アビニョン演劇祭でも、舞台鑑賞を超えて一番魅力的な時間であり、心底フランス語を勉強してよかった、とご褒美に感じる時間でもある。
(5年前に言葉がわからないながら情熱だけで参加していた頃の記事:アーティストに物申す。(アビニョン演劇祭通信vol.9))
カナダでも本日13時から17時までノートを片手に参加してきました。
その名も「ドラマツルギー・クリニック」
まずは、多文化国家のカナダならではのテーマ、ホスピタリティについて。
海外から、異文化を持つアーティストをよぶ時の真の意味でのホスピタリティーについて、討論が繰り広げられる。
後半は、モントリオールの劇場プログラムディレクターたちを招き、
劇場の可視性(visibility)について、ディスカッションが行われた。
劇場都市であるモントリオールにはとにかく劇場が多い。
シルク・ド・ソレイユを代表するような完全にショービジネス的スペクタクルも存在するし、コンセプトアートややアート・ビジュアルとの中間に位置するような実験的な作品まで、プログラムは実に多様である。
その中で、印象に残ったのはThéâtre Espace Libreという、少し中心部からは離れたところにある劇場のディレクターの話であった。

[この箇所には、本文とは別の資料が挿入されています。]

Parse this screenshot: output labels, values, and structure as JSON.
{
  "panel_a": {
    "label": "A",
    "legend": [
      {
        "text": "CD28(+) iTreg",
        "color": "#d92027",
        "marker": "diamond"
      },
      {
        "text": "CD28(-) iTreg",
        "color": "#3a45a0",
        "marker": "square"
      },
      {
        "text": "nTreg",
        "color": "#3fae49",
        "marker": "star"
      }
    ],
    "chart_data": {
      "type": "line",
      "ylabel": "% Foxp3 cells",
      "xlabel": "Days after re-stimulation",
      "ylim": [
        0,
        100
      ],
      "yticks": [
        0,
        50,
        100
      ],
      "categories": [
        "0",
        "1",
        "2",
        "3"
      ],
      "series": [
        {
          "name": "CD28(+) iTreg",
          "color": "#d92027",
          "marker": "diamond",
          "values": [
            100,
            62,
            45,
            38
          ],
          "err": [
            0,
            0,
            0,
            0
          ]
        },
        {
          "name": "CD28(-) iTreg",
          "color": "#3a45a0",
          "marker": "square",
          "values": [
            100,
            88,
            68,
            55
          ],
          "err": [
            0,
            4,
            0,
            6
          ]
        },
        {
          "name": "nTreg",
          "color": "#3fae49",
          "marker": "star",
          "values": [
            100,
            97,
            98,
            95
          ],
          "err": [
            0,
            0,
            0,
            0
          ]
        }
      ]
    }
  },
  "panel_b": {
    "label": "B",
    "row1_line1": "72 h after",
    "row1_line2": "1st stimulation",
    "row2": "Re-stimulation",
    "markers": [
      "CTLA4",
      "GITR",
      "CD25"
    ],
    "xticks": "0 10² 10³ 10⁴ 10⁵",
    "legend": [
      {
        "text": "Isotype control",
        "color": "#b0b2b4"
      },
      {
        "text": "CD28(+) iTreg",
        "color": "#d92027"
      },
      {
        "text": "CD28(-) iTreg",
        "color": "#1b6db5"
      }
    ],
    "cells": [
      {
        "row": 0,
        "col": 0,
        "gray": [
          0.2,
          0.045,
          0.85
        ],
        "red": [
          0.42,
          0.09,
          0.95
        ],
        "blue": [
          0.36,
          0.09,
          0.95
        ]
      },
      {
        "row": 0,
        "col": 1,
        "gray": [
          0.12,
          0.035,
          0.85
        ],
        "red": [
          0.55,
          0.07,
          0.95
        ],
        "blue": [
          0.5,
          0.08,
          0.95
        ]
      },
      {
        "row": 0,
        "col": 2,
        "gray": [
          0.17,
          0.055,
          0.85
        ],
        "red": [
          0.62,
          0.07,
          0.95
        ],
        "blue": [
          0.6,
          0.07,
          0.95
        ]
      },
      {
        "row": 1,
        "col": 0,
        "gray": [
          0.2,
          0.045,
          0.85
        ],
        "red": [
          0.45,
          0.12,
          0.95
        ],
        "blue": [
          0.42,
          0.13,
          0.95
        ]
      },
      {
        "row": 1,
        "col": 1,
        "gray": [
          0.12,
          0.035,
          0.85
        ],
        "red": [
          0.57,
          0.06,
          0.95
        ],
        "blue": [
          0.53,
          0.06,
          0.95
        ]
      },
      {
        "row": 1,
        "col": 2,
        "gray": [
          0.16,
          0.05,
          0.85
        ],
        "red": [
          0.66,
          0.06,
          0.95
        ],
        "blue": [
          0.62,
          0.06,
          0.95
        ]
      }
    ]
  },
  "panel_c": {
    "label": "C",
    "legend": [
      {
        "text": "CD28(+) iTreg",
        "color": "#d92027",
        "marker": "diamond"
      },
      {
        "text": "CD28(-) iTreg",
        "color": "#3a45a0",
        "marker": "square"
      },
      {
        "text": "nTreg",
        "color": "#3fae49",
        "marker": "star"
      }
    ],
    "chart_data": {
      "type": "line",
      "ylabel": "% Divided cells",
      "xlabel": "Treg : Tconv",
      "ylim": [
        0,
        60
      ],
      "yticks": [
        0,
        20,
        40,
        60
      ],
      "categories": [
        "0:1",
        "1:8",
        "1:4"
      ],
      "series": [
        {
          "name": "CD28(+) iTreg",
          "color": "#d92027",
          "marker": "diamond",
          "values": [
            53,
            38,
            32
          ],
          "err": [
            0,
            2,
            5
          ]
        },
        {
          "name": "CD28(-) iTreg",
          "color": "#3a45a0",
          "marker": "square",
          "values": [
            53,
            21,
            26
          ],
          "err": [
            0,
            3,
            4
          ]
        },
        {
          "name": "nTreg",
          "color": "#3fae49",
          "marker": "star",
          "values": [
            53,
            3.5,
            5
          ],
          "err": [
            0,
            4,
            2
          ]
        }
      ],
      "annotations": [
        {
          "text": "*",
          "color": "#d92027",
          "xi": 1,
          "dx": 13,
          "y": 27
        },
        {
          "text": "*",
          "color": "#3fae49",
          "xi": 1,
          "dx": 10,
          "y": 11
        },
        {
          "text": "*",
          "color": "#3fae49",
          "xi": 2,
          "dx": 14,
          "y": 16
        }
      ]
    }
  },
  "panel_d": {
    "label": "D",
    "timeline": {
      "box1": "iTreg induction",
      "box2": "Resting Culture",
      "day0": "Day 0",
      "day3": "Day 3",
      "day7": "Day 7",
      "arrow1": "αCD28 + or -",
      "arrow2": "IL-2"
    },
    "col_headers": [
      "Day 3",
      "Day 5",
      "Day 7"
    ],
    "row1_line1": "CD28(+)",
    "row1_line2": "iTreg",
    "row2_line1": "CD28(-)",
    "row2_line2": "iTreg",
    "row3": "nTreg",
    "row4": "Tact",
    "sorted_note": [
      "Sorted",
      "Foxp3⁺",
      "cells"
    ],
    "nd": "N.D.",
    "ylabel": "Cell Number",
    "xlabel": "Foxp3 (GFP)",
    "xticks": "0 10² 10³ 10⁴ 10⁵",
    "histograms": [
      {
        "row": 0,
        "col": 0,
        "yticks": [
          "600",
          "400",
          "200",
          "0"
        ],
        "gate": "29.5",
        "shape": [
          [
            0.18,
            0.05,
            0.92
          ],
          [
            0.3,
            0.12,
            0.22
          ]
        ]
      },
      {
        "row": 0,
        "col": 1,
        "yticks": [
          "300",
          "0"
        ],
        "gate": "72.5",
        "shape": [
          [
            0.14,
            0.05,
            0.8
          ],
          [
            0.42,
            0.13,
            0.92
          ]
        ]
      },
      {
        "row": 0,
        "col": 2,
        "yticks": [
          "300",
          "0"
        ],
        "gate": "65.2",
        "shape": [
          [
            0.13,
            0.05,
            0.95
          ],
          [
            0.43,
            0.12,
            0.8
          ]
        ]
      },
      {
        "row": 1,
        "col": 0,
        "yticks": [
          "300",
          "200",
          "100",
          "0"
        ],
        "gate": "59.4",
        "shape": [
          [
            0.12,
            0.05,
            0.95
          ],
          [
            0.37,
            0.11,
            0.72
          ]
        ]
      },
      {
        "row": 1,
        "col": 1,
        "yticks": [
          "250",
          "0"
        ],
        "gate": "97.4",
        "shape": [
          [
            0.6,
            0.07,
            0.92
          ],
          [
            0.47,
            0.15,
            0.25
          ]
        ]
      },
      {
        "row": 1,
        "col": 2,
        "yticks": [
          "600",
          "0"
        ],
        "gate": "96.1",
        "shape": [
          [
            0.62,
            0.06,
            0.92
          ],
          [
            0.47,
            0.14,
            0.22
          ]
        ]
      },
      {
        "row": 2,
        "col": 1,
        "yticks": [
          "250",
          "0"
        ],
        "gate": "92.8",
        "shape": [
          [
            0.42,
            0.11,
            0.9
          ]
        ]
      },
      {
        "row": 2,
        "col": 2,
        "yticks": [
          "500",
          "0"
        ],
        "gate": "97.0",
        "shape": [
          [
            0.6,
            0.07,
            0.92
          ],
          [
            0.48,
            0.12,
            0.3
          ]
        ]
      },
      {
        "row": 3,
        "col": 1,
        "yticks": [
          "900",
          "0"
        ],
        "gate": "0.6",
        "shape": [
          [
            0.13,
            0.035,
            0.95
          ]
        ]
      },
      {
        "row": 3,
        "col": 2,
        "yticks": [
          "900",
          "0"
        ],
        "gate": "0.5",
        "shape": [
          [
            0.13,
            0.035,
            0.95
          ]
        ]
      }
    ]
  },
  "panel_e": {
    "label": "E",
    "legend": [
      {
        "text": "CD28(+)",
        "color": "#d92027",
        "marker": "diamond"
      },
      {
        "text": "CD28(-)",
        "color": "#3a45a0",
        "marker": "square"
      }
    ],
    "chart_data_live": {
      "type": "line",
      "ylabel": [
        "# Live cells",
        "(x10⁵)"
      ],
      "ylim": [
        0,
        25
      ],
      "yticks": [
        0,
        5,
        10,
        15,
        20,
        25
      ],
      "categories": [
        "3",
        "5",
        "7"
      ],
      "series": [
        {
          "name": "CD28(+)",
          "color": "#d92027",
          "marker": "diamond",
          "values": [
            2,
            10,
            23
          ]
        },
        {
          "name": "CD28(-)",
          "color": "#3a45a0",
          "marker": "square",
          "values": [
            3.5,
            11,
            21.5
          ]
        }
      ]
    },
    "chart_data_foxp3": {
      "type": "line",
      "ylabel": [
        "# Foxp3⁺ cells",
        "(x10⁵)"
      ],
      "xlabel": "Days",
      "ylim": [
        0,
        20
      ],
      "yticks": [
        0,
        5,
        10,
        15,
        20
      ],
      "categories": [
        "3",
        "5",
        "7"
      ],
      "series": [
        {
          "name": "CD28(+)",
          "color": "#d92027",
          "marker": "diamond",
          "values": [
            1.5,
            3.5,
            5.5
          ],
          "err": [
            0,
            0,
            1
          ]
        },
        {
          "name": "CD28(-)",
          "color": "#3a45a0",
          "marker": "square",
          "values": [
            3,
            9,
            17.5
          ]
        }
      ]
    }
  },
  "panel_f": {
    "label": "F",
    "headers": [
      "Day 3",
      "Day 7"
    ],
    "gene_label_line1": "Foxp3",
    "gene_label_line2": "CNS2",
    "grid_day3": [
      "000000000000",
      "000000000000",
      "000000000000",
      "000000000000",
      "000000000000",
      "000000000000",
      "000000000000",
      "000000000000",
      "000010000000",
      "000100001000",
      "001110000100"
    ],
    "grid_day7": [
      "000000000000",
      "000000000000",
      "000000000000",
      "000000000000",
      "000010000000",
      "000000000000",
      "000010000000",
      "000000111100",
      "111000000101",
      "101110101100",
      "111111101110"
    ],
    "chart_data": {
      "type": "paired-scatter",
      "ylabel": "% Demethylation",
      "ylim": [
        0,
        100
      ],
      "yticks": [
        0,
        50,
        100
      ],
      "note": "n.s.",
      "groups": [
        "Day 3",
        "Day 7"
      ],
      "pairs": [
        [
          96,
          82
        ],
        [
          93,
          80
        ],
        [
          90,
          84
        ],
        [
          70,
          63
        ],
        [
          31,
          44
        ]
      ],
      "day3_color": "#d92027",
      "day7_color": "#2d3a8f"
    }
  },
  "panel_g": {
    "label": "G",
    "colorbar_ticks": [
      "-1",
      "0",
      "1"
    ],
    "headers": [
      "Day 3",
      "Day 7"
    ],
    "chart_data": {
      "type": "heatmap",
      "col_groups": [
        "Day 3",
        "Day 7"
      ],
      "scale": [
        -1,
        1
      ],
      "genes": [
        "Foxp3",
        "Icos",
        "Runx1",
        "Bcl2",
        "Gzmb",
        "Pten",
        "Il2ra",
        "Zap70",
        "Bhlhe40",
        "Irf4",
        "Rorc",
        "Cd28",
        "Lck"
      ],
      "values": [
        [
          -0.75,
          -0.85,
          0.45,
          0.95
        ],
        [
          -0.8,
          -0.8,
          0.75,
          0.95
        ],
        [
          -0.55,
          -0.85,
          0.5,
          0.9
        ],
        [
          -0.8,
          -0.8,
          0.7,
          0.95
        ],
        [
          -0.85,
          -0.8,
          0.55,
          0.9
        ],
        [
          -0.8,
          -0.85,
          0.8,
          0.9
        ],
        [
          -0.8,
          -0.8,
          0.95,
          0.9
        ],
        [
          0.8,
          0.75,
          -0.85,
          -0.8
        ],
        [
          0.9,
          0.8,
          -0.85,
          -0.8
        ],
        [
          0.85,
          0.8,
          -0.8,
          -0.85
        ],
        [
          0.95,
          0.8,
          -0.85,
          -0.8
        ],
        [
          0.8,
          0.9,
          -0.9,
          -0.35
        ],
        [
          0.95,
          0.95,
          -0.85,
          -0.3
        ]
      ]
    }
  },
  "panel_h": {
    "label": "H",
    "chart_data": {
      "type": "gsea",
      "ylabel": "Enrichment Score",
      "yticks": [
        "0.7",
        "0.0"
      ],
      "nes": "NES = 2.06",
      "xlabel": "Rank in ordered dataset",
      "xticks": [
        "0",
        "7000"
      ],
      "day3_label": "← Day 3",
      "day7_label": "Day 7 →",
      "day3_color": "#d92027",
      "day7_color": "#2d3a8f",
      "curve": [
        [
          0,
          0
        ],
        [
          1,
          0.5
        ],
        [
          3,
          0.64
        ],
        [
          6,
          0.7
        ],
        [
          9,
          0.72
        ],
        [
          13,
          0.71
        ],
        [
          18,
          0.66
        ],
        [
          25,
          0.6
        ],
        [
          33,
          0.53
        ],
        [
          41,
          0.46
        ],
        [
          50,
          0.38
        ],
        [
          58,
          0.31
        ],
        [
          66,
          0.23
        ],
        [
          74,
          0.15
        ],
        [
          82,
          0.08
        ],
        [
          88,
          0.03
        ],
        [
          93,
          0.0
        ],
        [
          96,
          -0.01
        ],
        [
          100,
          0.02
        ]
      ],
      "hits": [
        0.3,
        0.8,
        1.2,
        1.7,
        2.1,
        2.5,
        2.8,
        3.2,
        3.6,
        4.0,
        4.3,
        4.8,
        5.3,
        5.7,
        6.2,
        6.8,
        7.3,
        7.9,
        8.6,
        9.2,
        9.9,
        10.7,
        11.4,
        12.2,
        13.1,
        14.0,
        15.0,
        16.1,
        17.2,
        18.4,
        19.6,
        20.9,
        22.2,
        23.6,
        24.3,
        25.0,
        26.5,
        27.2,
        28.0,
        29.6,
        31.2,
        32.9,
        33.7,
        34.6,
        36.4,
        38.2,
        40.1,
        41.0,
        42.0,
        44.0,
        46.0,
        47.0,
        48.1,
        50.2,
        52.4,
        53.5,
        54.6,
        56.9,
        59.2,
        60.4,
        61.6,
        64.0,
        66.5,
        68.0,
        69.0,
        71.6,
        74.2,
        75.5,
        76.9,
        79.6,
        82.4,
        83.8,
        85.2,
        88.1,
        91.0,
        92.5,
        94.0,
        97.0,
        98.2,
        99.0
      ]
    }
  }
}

この劇場が位置するのは、どちらかというと教育的にも不利な地域であり、
学歴的な面でコンプレックスを持つ若者が多いのだという。
そのような地域での劇場のあり方として、彼が目指しているのは、
「喋れる」劇場である。
芸術を語るという行為自体が、インテリにしか許されないイメージを持っている人々が、まだ多く存在するので、
そもそも芸術というものを神聖化することをやめ、終演後すべての人が気軽な気持ちで、作品についておしゃべりする場所をモットーとしているのだという。
そのためにも、決して敷居の高いイメージを市民に持たせないことが重要。
作品を観て、同じ作品を観た人たちに、自分個人の物語(ヒストリー)を語りたくなるような作品。
演劇が娯楽ではなく、芸術である所以は、社会のリ・プレゼンテーションすることにある。
つまり、メトロに乗っている人たちや、街を歩く人たち、その人たちそのものであり、
一部のお金持ち、もしくは、インテリが楽しむものという考えはもう時代遅れなのである。
だからこそ、劇場の風通しを良くするべきであるし、学校とのパートナー鑑賞事業等、公的な力なしには改革できないことなのである。
“Thinking is my fighting.”
思考を続ける戦いが、いつか私に寛容を運んできてくれますように。